1. ## function

f)
If g:[1,a] -> R where g(x) = f(x) and g is one-one, write down the largest possible
value of a.

This is part f) of the Q.2, which gives the function $-2x^2+5x-3$ for $x \in [1,\infty)$

2. Does anyone else think $a$ should be the maximum of $f(x)$?

3. Originally Posted by DivideBy0
f)
If g:[1,a] -> R where g(x) = f(x) and g is one-one, write down the largest possible
value of a.

This is part f) of the Q.2, which gives the function $-2x^2+5x-3$ for $x \in [1,\infty)$
I'm just a little confused over all of this. Pretend that I haven't done the problem up to this point. What the heck is f(x) anyway? Are you saying $f(x) = -2x^2 + 5x - 3$?

You have $g: [1, a] \to \mathbb{R}: g(x) = f(x)$. You know that g is one-to-one.

So the question is really: Given the restriction of the domain of f to [1, a], what is the largest value of a such that f(x) is one-to-one.

If your $f(x) = -2x^2 + 5x - 3$ then it looks like x = 1 is on the left of the vertex, so a would have to be the x coordinate of the vertex of f(x). (That's the accurate way to say what I think you were trying to say.)

-Dan

4. Originally Posted by DivideBy0
Does anyone else think $a$ should be the maximum of $f(x)$?
Yes that is the correct answer.
An easy to see it is to simlpy graph the function.

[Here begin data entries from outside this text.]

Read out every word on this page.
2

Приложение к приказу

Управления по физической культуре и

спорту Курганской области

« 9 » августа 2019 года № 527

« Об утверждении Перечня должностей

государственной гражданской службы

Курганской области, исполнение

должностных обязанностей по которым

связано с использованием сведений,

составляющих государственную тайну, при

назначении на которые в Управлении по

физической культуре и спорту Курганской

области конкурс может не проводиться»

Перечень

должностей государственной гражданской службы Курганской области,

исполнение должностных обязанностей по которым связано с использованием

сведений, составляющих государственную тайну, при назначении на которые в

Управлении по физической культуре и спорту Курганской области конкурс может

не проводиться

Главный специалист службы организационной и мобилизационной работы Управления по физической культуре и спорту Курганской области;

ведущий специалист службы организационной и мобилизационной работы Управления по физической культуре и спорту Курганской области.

5. Originally Posted by topsquark
I'm just a little confused over all of this. Pretend that I haven't done the problem up to this point. What the heck is f(x) anyway? Are you saying $f(x) = -2x^2 + 5x - 3$?
Thanks both of you
I too was a bit confused over its ambiguity. It didn't say that $-2x^2+5x-3$ was f(x), so I guess it had to be assumed.